1. Ensure the tools listed in Tech Stack are installed.
2. Create a virtual environment:
    `$ python3 -m venv .venv`
3. Install dependencies:
    `$ pip3 install -r requirements.txt`
4. Start Jupyter notebook:
    `$ jupyter notebook`
5. Choose the .ipynb to execute
6. In the opened notebook, select Run > Run All Cells

Environment Variables:

```text
S3_BUCKET=bkt-dev1-data-avaliacoes
AWS_REGION=sa-east-1
AWS_ACCESS_KEY_ID=<credencial_fornecida>
AWS_SECRET_ACCESS_KEY=<credencial_fornecida>
ENV=PROD
```

* P.S. 1: If ENV not informed, assumes "HOMOL" environment.
* P.S. 2: Change the below variables in .env, if needed.
* P.S. 3: It was requested to inform the AWS credentials here, but GitHub blocks pushing a file with explicit AWS_ACCESS_KEY_ID and AWS_SECRET_ACCESS_KEY.

Decisions made:

1. Jupyter Notebook was used to facititate the analysis;
2. Centralize reusable methods in a single Python file with four classes;
3. For addresses raw ingestion, the .ipynb uses the table clientes in Raw Layer to check if the id_cliente exists.
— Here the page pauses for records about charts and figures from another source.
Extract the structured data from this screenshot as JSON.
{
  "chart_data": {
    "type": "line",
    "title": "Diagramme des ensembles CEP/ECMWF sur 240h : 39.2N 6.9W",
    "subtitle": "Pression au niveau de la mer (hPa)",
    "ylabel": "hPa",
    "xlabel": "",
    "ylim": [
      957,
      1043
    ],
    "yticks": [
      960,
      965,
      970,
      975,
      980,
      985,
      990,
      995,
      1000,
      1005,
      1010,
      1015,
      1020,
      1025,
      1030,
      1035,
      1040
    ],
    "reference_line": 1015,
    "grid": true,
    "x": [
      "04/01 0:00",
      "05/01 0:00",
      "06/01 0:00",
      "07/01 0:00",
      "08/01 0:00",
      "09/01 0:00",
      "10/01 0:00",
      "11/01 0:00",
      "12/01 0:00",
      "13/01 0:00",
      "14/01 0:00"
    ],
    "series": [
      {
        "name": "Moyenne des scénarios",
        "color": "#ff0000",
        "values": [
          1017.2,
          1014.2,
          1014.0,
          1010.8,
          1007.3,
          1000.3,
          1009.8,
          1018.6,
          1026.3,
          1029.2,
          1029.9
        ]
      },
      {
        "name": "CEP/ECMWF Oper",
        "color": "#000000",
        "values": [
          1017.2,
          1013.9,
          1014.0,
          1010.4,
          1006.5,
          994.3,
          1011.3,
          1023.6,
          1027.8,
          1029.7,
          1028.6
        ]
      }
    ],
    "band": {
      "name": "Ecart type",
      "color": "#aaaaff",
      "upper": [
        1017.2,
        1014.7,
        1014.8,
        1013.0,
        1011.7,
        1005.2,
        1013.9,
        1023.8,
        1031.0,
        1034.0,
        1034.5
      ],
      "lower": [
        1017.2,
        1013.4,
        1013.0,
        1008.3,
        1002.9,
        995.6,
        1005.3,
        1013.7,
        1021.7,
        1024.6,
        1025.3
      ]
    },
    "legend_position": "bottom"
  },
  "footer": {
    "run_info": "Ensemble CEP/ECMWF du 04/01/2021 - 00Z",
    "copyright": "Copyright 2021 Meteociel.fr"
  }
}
So, for the sake of correctness, raw_client.ipynb must be run once before raw_address.ipynb;
4. Create a HOMOL environment to test the notebooks before execution in AWS environment;
5. Use local directories in HOMOL environment to simulate a Data Lake.

TODO list:

1. Fix the Athena .ipynb:
    - Unfortunally, this notebook isn't working because of this error:
        ```text
        InvalidRequestException: An error occurred (InvalidRequestException) when calling the StartQueryExecution operation: Unable to verify/create output bucket bkt-dev1-data-avaliacoes
        ```
    - At the time of this writing, the solution remains in the clutches of darkness ):
2. Log the removed rows in Raw Ingestions:
    - It's not a hard feature to implement. The problem was lack of time ):
3. Make Spark Sessions more robust:
    - For each execution, could be needed to restart the kernel in Jupyter because Spark session creation freezes at some point.